1. ___________________________________________ ("Principal") of __________________ County, New Mexico, signed a written Power of Attorney on ____________________,19_____, appointing the undersigned as his/her attorney(s)-in-fact.

2. As attorney(s)-in-fact and under and by virtue of the Power of Attorney, I/we have this date executed the following described instrument:________________________________________.

3. At the time of executing the above described instrument I/we had no actual knowledge or actual notice of revocation or termination of the Power of Attorney by death or otherwise, or notice of any facts indicating the same.

4. I/we represent that the principal is now alive; has not, at any time, revoked or repudiated the power of attorney; and the power of attorney still is in full force and effect.

5. I/we make this affidavit for the purpose of inducing _______________ to accept delivery of the above described instrument, as executed by me/us in my/our capacity of attorney(s)-in-fact for the Principal. ______________________________, Attorney-in-fact ________________________, Attorney-in-fact

Sworn to before me ____________________________ this ________ day
of_________________,19______.

___________________________________ Notary Public
My commission expires: ___________________________.

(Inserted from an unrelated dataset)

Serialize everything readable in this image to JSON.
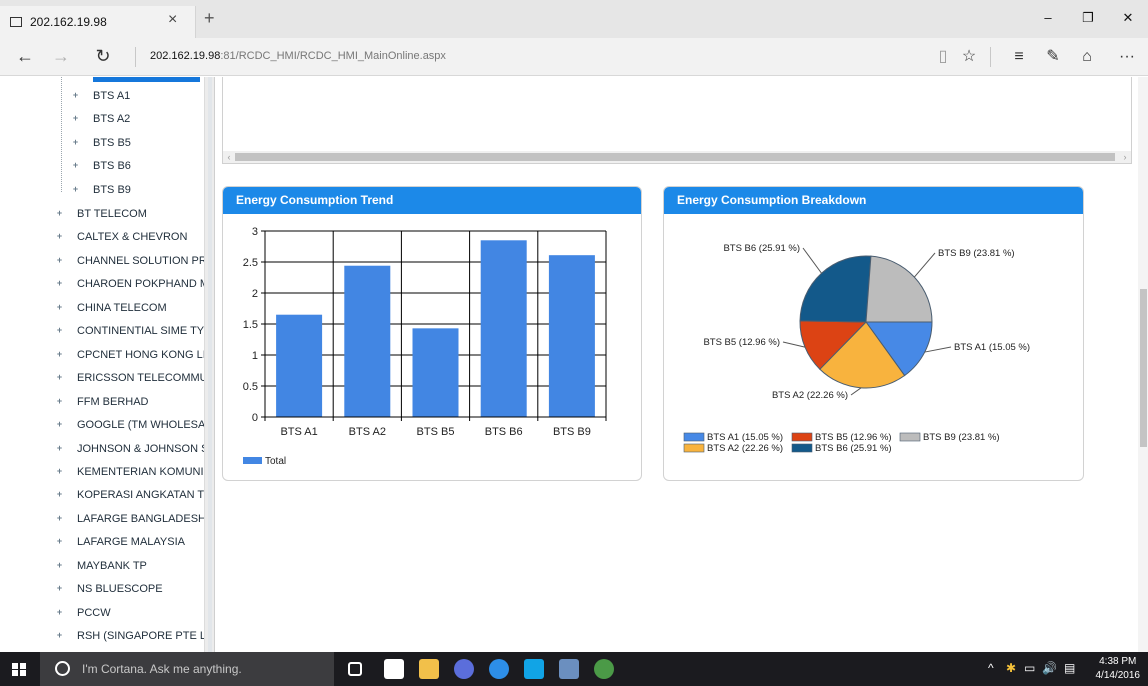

B. A statutory power of attorney is legally sufficient under the Uniform Statutory Form Power of Attorney Act, if the wording of the form complies substantially with Subsection A of this section, the form is properly completed, and the signature of the principal is acknowledged in any form permitted by law.
C. If the line in front of line 17 of the form under Subsection A of this section is initialed, an initial on the line in front of any other power does not limit the powers granted by line 17.
D. By accepting or acting under a power of attorney, statutory or otherwise, an attorney-in-fact assumes fiduciary and other legal responsibilities of an agent acting for the principal.